J.L.P.- Cet universel, vous avez continué à l’arpenter avec Le dernier rire pour les étoiles, Chants de gravité, La descendance de l’imparfait jusqu’à A la recherche des pas perdus qui est le dernier recueil dont votre Anthologie poétique propose quelques extraits. Ce sont au total onze parutions qui sont ainsi réunies pour nous permettre ce parcours singulier. Il n’élude pas les tragédies mais porte aussi en lui la part de bonheur que contient l’existence, tout comme ses potentialités de rêve et d’espérance que votre dialogue ininterrompu avec les scientifiques vous a permis d’entrevoir.
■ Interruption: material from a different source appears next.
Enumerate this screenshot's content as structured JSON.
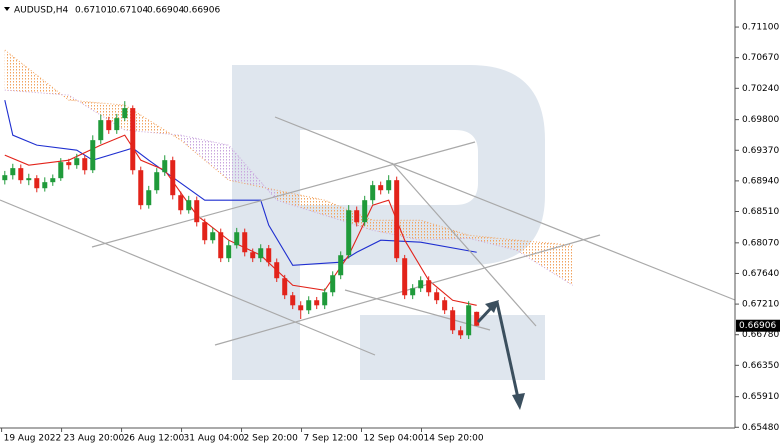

M.C.- Au fond, d’une simple phrase, Pierre Oster définissait assez bien l’ensemble de ma démarche. A cette différence que, contrairement aux scientifiques que je fréquentais, les calculs et les mesures ne m’intéressaient pas directement. Depuis toujours, la poésie comme le monde vit en quelque sorte de paradoxes. Les suivre pour être poète m’a semblé naturel ! Indéfinissables, les sentiments humains survivent dans les contradictions et la complexité. Selon la méthode expérimentale utilisée, la lumière révèle (comme l’homme) sa double nature. Elle se manifeste comme une onde ou une particule. Le temps fait de même en adoptant la relativité. Grâce à la physique quantique le principe d’incertitude pénètre les techniques, la philosophie et les croyances. Non seulement les différentes formes de l’infini nous échappent, mais nous devons envisager l’existence de plusieurs dimensions inconnues. Le grand physicien Bernard d’Espagnat, bon philosophe par ailleurs, nous propose la théorie du Réel voilé. Ce que nous appelons la réalité n’est que l’univers accessible à nos sens ou nos instruments. Arpenter tous les domaines de la réflexion multiplie donc à mes yeux les ressources de l’étonnement poétique qui transite sans cesse du quotidien jusqu’aux rives du mystère. Sous toutes ses formes, l’amour est un merveilleux moyen de transport. L’enfant Couquiaud qui fut mitraillé et bombardé pendant la guerre partage dans son cœur sans frontières le sort de tous les enfants aujourd’hui mitraillés au loin. Je suis heureux d’avoir participé avec les fondateurs, le philosophe Edgard Morin et le physicien Basarab Nicolescu au premier colloque du Centre international de recherches et d’études transdisciplinaires. Aux côtés d’excellents poètes comme Roberto Juarroz, j’ai pu participer modestement à l’élaboration d’une Charte de la transdisciplinarité. Une invitation à développer pour le mieux les rapports subtils Sciences — Conscience. Ces moments m’ont inspiré un texte, Le magnificat endormi qui apporte le point final de mon anthologie/ :
« Le poème est un oranger qui s’ignore. Il passe par le blanc pour choisir en lui-même le goût des couleurs fondamentales mais invisibles de la réalité… cueillir le charme secret qui adoucit ou traduit les brûlures du soleil et les intempéries.
Le mal nous attend au coin des phrases. Heureusement le poème est le bien des mots. »
J.L.P.- Une belle conclusion pour ce livre riche et dense. Merci Maurice Couquiaud.